1. 鴻池朋子「鴻池朋子のストラクチャー」(GALLERY MoMo Projects / 六本木)
芸術を根源的に問い直してきた鴻池朋子の展覧会の構造に迫る
絵画や彫刻、手芸、歌、映像、インスタレーションなど様々な表現手法を通し、芸術を根源的に問い直し続けてきた鴻池朋子。これまで、作品を美術館の中と外に設置することで、来館者に身体を使っての鑑賞体験を促すなど、目で見るだけが作品鑑賞ではないということを展覧会構成を通して伝えてきた。
本展では、六本木アートナイト期間中に新国立美術館、東京ミッドタウンで展示された作品の構想スケッチや、さまざまな小品、映像作品を展示する。また、ろう者でもある歴史学者の木下知威との往復書簡や、木下と5月28日に行った筆談の資料、各美術館の展示に向けた構想スケッチなども公開。6月24日(土)は朗読会とトーク(15:00 〜 17:00)を開催する。
鴻池朋子「鴻池朋子のストラクチャー」
会期:5月23日(火)〜 6月24日(土)
会場:GALLERY MoMo Projects / 六本木(東京都港区六本木6-2-6 サンビル第3 2F)
時間:12:00 〜 19:00
2. 松﨑友哉、アン・ハーディ「Tides」(Yutaka Kikutake Gallery)
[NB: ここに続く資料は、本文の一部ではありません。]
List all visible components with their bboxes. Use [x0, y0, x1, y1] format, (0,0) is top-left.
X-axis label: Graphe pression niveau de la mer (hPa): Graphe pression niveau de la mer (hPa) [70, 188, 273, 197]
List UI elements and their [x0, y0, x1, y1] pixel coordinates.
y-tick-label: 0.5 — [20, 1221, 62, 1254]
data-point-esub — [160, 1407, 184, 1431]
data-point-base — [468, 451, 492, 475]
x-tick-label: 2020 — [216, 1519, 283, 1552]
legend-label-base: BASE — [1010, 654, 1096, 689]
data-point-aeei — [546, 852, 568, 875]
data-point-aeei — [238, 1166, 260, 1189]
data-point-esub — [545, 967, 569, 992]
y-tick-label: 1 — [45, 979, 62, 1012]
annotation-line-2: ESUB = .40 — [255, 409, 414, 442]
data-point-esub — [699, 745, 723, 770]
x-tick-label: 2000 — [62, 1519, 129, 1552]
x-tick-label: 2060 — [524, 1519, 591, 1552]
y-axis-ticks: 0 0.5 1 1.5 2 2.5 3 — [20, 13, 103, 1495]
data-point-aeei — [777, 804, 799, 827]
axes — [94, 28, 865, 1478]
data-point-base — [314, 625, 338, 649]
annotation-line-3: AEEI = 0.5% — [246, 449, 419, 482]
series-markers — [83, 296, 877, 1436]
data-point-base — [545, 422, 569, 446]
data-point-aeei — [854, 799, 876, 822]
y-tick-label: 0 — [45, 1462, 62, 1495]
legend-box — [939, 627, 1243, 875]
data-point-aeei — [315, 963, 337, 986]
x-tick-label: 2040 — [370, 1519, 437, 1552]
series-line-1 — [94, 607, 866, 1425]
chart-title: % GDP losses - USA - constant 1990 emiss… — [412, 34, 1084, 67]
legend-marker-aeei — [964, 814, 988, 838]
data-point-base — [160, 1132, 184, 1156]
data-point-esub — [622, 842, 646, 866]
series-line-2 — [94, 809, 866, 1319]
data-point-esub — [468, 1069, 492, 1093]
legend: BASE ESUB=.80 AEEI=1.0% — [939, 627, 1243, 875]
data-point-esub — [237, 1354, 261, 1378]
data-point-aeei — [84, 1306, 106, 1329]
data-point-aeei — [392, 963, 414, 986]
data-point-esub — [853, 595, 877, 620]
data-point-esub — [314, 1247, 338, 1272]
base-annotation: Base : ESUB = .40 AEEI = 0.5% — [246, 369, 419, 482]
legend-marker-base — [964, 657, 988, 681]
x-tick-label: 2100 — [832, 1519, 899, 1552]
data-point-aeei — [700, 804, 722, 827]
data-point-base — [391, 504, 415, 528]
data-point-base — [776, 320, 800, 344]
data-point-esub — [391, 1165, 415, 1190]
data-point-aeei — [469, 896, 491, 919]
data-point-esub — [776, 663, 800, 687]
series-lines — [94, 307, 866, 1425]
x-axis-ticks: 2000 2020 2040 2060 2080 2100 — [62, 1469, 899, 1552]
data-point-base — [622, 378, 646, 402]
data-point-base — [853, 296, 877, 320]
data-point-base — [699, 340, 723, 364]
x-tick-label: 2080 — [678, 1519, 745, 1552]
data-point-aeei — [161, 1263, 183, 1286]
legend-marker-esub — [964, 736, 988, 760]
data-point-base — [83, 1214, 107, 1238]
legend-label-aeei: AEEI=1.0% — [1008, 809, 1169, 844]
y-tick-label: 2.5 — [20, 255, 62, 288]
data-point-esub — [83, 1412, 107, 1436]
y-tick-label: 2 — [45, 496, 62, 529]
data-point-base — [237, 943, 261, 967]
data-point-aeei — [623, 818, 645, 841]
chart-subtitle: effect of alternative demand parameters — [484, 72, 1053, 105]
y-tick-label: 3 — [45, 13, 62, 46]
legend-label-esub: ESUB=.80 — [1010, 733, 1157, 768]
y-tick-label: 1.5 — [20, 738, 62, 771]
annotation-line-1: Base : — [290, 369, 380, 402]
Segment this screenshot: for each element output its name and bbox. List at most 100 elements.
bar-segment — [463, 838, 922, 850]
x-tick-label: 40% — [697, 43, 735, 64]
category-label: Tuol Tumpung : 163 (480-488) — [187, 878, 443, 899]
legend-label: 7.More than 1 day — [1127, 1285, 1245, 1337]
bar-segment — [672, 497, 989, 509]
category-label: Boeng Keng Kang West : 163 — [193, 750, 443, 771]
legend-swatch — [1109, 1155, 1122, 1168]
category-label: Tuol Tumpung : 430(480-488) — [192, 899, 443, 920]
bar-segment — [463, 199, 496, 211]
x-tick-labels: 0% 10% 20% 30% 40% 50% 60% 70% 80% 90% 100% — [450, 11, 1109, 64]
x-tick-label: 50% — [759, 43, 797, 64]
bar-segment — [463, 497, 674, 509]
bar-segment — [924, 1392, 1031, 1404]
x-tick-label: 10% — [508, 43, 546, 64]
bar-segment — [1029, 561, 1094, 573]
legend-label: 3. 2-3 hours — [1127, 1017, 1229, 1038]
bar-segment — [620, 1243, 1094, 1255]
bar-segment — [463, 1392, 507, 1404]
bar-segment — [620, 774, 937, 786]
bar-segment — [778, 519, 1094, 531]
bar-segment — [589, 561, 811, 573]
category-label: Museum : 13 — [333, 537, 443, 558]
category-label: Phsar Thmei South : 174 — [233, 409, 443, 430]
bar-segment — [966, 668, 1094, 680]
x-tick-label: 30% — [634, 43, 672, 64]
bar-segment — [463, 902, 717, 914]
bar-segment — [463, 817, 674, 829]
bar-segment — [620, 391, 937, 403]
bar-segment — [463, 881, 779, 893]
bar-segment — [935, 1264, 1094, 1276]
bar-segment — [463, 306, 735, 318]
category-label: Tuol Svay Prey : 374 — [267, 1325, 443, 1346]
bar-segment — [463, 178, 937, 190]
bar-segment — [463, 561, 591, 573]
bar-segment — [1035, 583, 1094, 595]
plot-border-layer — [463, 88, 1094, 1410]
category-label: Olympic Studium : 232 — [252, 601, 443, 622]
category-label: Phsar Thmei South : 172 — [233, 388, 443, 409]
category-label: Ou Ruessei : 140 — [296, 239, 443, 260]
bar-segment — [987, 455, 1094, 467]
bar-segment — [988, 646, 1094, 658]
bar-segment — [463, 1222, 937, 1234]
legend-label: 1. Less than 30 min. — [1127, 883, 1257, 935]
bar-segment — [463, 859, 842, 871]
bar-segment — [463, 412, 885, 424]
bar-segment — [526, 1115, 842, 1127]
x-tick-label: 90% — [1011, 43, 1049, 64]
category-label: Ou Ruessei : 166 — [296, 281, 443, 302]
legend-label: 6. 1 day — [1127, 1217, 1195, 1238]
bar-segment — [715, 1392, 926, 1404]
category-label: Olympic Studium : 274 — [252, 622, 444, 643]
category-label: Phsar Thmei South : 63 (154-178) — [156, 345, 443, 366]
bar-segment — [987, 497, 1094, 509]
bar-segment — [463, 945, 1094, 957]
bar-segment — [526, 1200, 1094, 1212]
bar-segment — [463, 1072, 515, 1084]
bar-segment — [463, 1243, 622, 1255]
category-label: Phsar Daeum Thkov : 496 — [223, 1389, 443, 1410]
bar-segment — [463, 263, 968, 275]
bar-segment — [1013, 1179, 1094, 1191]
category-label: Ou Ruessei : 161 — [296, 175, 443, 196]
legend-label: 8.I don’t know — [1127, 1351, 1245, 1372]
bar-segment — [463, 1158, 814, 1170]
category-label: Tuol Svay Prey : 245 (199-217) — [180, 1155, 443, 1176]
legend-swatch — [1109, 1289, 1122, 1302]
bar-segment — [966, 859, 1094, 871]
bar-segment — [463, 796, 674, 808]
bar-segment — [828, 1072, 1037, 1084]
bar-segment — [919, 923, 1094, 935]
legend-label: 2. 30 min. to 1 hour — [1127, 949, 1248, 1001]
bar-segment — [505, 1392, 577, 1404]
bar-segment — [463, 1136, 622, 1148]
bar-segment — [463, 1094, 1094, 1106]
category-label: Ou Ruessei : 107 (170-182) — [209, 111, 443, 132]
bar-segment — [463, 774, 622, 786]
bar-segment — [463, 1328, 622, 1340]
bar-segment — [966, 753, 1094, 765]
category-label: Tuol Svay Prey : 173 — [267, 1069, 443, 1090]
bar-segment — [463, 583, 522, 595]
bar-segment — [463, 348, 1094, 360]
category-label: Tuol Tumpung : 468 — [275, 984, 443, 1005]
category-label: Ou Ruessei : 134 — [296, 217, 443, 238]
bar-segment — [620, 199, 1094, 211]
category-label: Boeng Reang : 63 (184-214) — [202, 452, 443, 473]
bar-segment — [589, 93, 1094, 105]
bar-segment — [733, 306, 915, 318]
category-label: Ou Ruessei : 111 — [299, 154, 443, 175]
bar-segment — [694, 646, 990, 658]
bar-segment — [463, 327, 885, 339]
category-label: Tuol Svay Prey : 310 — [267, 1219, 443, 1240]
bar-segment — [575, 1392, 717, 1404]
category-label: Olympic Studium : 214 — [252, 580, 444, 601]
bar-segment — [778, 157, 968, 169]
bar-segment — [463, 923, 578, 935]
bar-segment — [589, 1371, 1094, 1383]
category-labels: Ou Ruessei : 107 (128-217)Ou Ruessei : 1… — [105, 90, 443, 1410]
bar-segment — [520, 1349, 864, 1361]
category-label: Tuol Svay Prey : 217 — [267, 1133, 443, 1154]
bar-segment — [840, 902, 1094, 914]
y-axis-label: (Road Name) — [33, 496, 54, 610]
ロンドンを拠点にする2人のアーティストが見つめた東京
ロンドンを拠点に活動するアーティスト、松﨑友哉とアン・ハーディを招聘。2人が2週間の東京滞在でそれぞれの観点を共有し、コミュニケーションを重ねながら制作したハイブリッドな作品を展示する。
ジェスモナイトと呼ばれる水性樹脂を用いた支持体に絵画を制作する松﨑は、石のような風合いを持つ独自のキャンバスに穴を穿ち、厚みのある平面に抽象的な図柄を描いた作品群を制作した。石板にも似た作品群は、角材と組み合わさって空間を区切り、展示室に独特のリズムを与える。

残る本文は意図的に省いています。